Because of how often applications result in symmetric, banded coefficient matrices (where $\vec{c} = \vec{e}$), mathematicians and engineers spend time developing specialized approaches that work more quickly and efficiently than general approaches.

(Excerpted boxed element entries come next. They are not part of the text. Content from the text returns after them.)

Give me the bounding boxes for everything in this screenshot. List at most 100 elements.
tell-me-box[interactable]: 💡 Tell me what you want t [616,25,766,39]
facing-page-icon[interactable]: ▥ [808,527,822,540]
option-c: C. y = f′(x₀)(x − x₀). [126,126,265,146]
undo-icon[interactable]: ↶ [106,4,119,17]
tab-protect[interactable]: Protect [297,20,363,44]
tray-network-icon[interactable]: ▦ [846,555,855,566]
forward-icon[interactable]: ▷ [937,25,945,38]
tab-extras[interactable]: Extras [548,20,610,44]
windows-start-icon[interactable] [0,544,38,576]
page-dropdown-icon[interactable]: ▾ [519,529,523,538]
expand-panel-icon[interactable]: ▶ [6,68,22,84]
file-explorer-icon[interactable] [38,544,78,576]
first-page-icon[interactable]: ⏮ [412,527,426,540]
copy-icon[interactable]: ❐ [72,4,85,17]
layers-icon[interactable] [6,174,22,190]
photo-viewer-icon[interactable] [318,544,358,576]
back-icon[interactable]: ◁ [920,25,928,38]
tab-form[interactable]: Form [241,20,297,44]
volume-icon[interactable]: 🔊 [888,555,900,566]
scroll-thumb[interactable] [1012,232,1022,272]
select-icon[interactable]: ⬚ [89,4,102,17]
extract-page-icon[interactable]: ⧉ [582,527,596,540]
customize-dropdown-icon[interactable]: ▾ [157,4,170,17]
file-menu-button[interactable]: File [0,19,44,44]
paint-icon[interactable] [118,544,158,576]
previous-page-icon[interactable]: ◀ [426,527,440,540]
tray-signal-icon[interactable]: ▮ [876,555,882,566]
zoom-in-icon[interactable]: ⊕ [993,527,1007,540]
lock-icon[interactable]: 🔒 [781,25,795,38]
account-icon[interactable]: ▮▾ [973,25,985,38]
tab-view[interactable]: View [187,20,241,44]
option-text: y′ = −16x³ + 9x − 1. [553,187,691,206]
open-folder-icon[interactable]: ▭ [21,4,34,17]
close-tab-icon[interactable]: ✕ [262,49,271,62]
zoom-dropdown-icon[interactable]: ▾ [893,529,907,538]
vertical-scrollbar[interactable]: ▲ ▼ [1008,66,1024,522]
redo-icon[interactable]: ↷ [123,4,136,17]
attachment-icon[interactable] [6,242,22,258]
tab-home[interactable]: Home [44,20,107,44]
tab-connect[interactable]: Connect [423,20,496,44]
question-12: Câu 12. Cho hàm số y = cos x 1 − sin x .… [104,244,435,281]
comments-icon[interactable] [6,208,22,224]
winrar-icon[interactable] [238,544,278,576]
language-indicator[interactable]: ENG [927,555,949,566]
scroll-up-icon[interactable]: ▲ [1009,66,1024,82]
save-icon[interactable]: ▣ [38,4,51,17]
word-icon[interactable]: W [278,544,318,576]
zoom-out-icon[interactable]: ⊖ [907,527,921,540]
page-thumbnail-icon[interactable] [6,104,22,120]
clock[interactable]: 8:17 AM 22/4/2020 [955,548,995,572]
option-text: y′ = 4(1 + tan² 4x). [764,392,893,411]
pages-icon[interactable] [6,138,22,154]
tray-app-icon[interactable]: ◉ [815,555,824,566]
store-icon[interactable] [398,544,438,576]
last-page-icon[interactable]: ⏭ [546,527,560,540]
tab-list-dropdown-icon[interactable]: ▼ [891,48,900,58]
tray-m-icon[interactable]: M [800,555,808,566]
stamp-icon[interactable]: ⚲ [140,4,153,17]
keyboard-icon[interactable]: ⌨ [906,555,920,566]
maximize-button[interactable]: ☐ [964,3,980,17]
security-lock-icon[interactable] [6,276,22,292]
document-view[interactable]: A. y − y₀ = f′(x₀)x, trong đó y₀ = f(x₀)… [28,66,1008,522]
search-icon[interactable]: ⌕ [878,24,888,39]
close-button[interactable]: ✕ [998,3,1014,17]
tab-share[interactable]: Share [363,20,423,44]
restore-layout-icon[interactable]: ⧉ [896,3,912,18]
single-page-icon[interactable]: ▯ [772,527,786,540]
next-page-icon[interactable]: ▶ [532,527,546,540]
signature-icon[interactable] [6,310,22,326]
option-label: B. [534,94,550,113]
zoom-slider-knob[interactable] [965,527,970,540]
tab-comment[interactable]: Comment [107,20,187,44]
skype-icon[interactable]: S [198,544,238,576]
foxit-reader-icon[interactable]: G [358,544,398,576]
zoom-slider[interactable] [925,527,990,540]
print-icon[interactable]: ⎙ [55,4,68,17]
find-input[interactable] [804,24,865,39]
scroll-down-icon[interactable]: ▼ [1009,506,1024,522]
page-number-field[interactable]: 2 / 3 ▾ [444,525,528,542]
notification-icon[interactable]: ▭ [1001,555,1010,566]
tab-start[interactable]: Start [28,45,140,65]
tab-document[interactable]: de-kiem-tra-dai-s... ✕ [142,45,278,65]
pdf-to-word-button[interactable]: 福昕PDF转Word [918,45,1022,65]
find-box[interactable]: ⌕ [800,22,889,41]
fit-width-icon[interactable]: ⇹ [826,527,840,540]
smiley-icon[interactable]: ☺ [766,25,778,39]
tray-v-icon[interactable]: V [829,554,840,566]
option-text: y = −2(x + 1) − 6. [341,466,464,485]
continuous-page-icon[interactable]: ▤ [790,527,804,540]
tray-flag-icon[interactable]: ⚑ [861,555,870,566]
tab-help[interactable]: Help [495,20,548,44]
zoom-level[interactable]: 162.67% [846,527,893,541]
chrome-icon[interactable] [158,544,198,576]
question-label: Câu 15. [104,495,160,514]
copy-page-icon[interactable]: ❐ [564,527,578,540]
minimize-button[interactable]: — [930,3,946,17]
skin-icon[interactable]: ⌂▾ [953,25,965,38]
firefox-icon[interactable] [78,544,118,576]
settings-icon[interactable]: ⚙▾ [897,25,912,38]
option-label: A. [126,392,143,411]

For example, it can be shown that, if a matrix $A$ is symmetric, then its *LU-decomposition* can be written as

$$A = LU = LDL^T$$

where $D$ is a *diagonal matrix*. This means that we can still use Doolittle's decomposition with $U = DL^T$. That is,

\begin{align*} U &= DL^T\\
&= \left[\begin{array}{ccccc} D_1 & 0 & 0 & \cdots & 0\\
0 & D_2 & 0 & \cdots & 0\\
0 & 0 & D_3 & \cdots & 0\\
\vdots & \vdots & \vdots & \ddots & \vdots\\
0 & 0 & 0 & \cdots & D_n
\end{array}\right]\left[\begin{array}{ccccc} 1 & L_{21} & L_{31} & \cdots & L_{n1}\\
0 & 1 & L_{32} & \cdots & L_{n2}\\
0 & 0 & 1 & \cdots & L_{n3}\\
\vdots & \vdots & \vdots & \ddots & \vdots\\
0 & 0 & 0 & \cdots & 1
\end{array}\right]\\
&= \left[\begin{array}{ccccc} D_1 & D_1L_{21} & D_1L_{31} & \cdots & D_1L_{n1}\\
0 & D_2 & D_2L_{32} & \cdots & D_2L_{n2}\\
0 & 0 & D_3 & \cdots & D_3L_{n3}\\
\vdots & \vdots & \vdots & \ddots & \vdots\\
0 & 0 & 0 & \cdots & D_n
\end{array}\right]
\end{align*}

Again, as a space-saving efficiency, we can choose to only store $U$ since both $L$ and $D$ are recoverable from this matrix! Again, the *Gaussian Elimination* procedure which results in an upper triangular matrix is sufficient to decompose a symmetric matrix.

There is an alternative, however, which is even more efficient due to speed-ups at the solution phase (since the $L_{ij}$ are not masked). We can instead store

$$U^* = \left[\begin{array}{ccccc} D_1 & L_{21} & L_{31} & \cdots & L_{n1}\\
0 & D_2 & L_{32} & \cdots & L_{n2}\\
0 & 0 & D_3 & \cdots & L_{n3}\\
\vdots & \vdots & \vdots & \ddots & \vdots\\
0 & 0 & 0 & \cdots & D_n
\end{array}\right]$$

and notice that $U_{ij} = D_iL_{ji} = U^*_{ii}*U^*_{ij}$.

We won't build an implementation to specifically handle symmetric matrices here because our `LUdecomp3solver()` routine will handle all of the instances for our course. I include this aside however to point out that there are researchers and scientist who spend their careers investigating, developing, and implementing ways to improve run-time-complexity and space-complexity of existing algorithms or developing brand new algorithms.

***

## Summary

In this notebook, we considered additional efficiencies that can be gained by exploiting properties of the coefficient matrix. In particular, we looked at the special case of banded matrices. We could construct specialty solvers for other classes of coefficient matrix by analyzing the process involved in using the *Gaussian Elimination* approach to solving the corresponding system. Taking an algorithmic approach is much slower for a single problem, but pays off because we end up with a constructed routine that can "quickly" solve any problem fitting the assumptions of the algorithm we've built.